Кровотечение остановили, а ценность Лаци Венте сильно возросла: за ужином госпожа Тоот сразу же усадила его на четыре прибора выше, чем ранее.
ДВАДЦАТАЯ ГЛАВА Ференц Ности на взлете
Таково было тщеславное, праздное общество, которое застал Ности у Тоотов, когда на следующей неделе нанес им визит. Причин для жалоб у него не было: его приняли приветливо не только старики, но и Мари. Она лишь им занималась, с ним говорила, его слушала, резко отделываясь от остальных, если они пытались к ней приступиться. Особенно было оскорблено высокомерие Палашти, и он искал предлога придраться к новому сопернику. За ужином речь зашла о машине Кемпелена из Пожони, которого госпожа Тоот помнила с детства, — о его всемирно известной шахматной машине-, обыгравшей самого Наполеона I. Кемпелен был старшим братом матери Палашти, однако даже в семье не знали секрета этого удивительнейшего изобретения, тогдашние владыки дотошно расспрашивали дядюшку, но так ничего и не добились.
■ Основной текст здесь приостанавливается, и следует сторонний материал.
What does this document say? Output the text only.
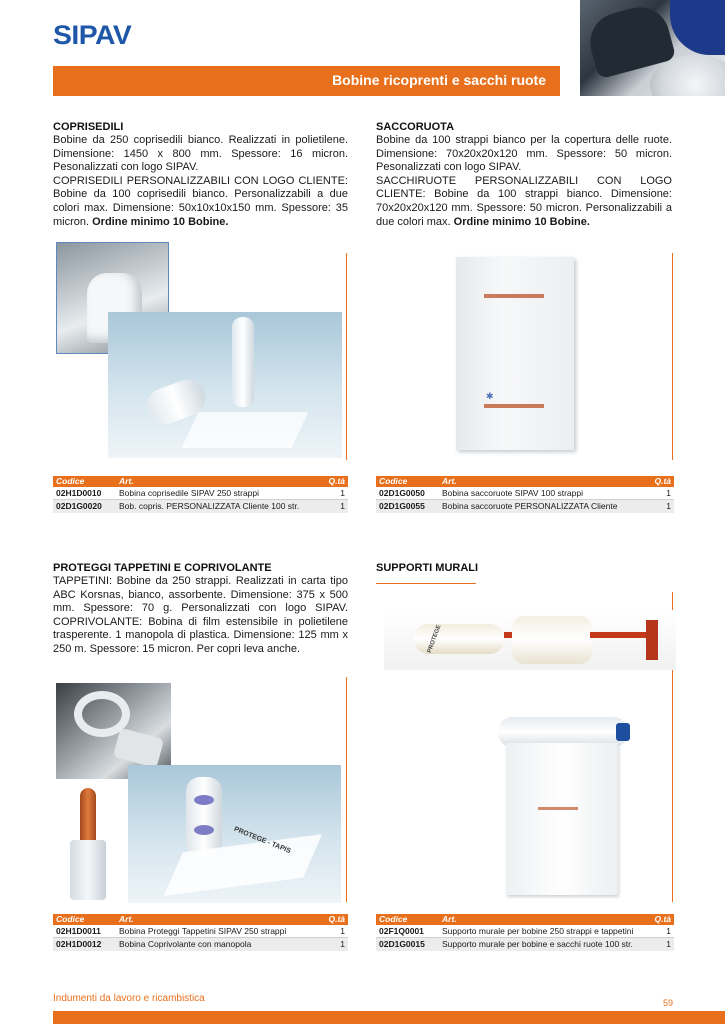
SIPAV
Bobine ricoprenti e sacchi ruote
COPRISEDILI
Bobine da 250 coprisedili bianco. Realizzati in polietilene. Dimensione: 1450 x 800 mm. Spessore: 16 micron. Pesonalizzati con logo SIPAV.
COPRISEDILI PERSONALIZZABILI CON LOGO CLIENTE: Bobine da 100 coprisedili bianco. Personalizzabili a due colori max. Dimensione: 50x10x10x150 mm. Spessore: 35 micron. Ordine minimo 10 Bobine.
Codice	Art.	Q.tà
02H1D0010	Bobina coprisedile SIPAV 250 strappi	1
02D1G0020	Bob. copris. PERSONALIZZATA Cliente 100 str.	1
SACCORUOTA
Bobine da 100 strappi bianco per la copertura delle ruote. Dimensione: 70x20x20x120 mm. Spessore: 50 micron. Pesonalizzati con logo SIPAV.
SACCHIRUOTE PERSONALIZZABILI CON LOGO CLIENTE: Bobine da 100 strappi bianco. Dimensione: 70x20x20x120 mm. Spessore: 50 micron. Personalizzabili a due colori max. Ordine minimo 10 Bobine.
✱
Codice	Art.	Q.tà
02D1G0050	Bobina saccoruote SIPAV 100 strappi	1
02D1G0055	Bobina saccoruote PERSONALIZZATA Cliente	1
PROTEGGI TAPPETINI E COPRIVOLANTE
TAPPETINI: Bobine da 250 strappi. Realizzati in carta tipo ABC Korsnas, bianco, assorbente. Dimensione: 375 x 500 mm. Spessore: 70 g. Personalizzati con logo SIPAV. COPRIVOLANTE: Bobina di film estensibile in polietilene trasperente. 1 manopola di plastica. Dimensione: 125 mm x 250 m. Spessore: 15 micron. Per copri leva anche.
PROTEGE - TAPIS
Codice	Art.	Q.tà
02H1D0011	Bobina Proteggi Tappetini SIPAV 250 strappi	1
02H1D0012	Bobina Coprivolante con manopola	1
SUPPORTI MURALI
PROTEGE
Codice	Art.	Q.tà
02F1Q0001	Supporto murale per bobine 250 strappi e tappetini	1
02D1G0015	Supporto murale per bobine e sacchi ruote 100 str.	1
Indumenti da lavoro e ricambistica	59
— Э, да в ней просто человек был запрятан, — сказал Ности. — Иначе и быть не может.
— То есть вы утверждаете, что мой дядя обманщик?
— Я только утверждаю, что в машине был живой человек, — уклончиво и насмешливо отвечал Фери. — Не больше, не меньше. Какое мне дело да вашего дядюшки! Палашти вскочил злой, как хорек, и запальчиво произнес:
— А я не потерплю подобной наглости! Слышите, сударь! Ности спокойно поднял на него глаза:
— А я научу вас терпению.
На этом препирательства закончились, наступила немая тишина, потом беседа возобновилась, но то и дело прерывалась, и вскоре все разъехались.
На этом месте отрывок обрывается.